Au moins trois navires (un porte-conteneurs, un cargo et un vraquier) ont été frappés mercredi à proximité de cette voie maritime cruciale où transitent environ 20 % de la production de pétrole et du gaz naturel liquéfié (GNL) dans le monde.
L’agence maritime britannique UKMTO, qui rapporte ces faits, a répertorié 14 incidents visant des navires depuis le début du conflit, le 28 février.

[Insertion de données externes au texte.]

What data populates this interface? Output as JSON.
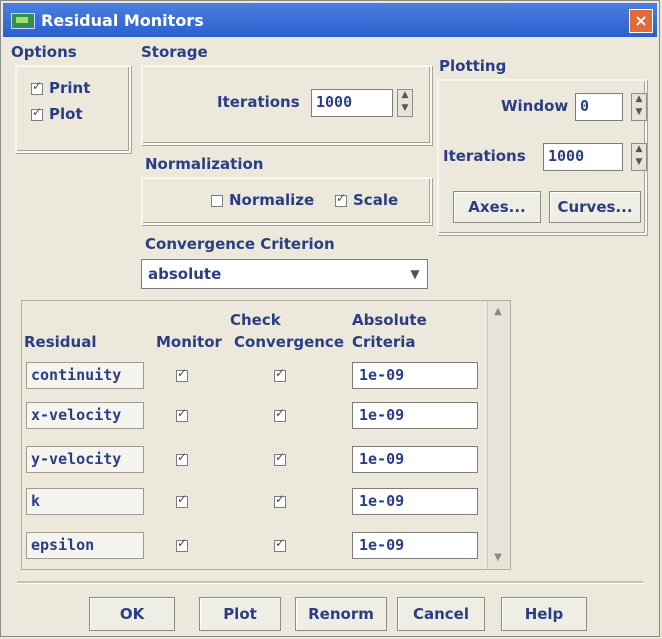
{
  "window": {
    "title": "Residual Monitors",
    "close_glyph": "×"
  },
  "options": {
    "heading": "Options",
    "print_label": "Print",
    "print_checked": true,
    "plot_label": "Plot",
    "plot_checked": true
  },
  "storage": {
    "heading": "Storage",
    "iterations_label": "Iterations",
    "iterations_value": "1000"
  },
  "plotting": {
    "heading": "Plotting",
    "window_label": "Window",
    "window_value": "0",
    "iterations_label": "Iterations",
    "iterations_value": "1000",
    "axes_label": "Axes...",
    "curves_label": "Curves..."
  },
  "normalization": {
    "heading": "Normalization",
    "normalize_label": "Normalize",
    "normalize_checked": false,
    "scale_label": "Scale",
    "scale_checked": true
  },
  "convergence": {
    "heading": "Convergence Criterion",
    "selected": "absolute"
  },
  "table": {
    "col_residual": "Residual",
    "col_monitor": "Monitor",
    "col_check_1": "Check",
    "col_check_2": "Convergence",
    "col_abs_1": "Absolute",
    "col_abs_2": "Criteria",
    "rows": [
      {
        "name": "continuity",
        "monitor": true,
        "check": true,
        "criteria": "1e-09"
      },
      {
        "name": "x-velocity",
        "monitor": true,
        "check": true,
        "criteria": "1e-09"
      },
      {
        "name": "y-velocity",
        "monitor": true,
        "check": true,
        "criteria": "1e-09"
      },
      {
        "name": "k",
        "monitor": true,
        "check": true,
        "criteria": "1e-09"
      },
      {
        "name": "epsilon",
        "monitor": true,
        "check": true,
        "criteria": "1e-09"
      }
    ]
  },
  "buttons": {
    "ok": "OK",
    "plot": "Plot",
    "renorm": "Renorm",
    "cancel": "Cancel",
    "help": "Help"
  }
}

Les chefs d’État et de gouvernement du G7 se réunissent justement mercredi après-midi par visioconférence pour tenter d’« atténuer » les « conséquences économiques » de cette guerre, et peut-être trancher la question sensible d’un recours aux réserves stratégiques de pétrole pour contrer la flambée des prix.
« Cependant, il reste à voir si » une telle mesure « aura un impact plus important que de simplement faire gagner du temps au marché », tempère Fawad Razaqzada, analyste chez Forex.com.
Quelque 300 à 400 millions de barils appartenant à ces stocks, constitués sous l’égide de l’AIE, pourraient être libérés, d’après des informations de Bloomberg et du Financial Times.

Les pays du Golfe réduisent actuellement leur production pétrolière d’au moins 10 millions de barils par jour, en raison du blocage du détroit d’Ormuz, soit « la plus importante perturbation » de l’approvisionnement en or noir de l’histoire, a indiqué jeudi l’Agence internationale de l’énergie (AIE) dans un rapport.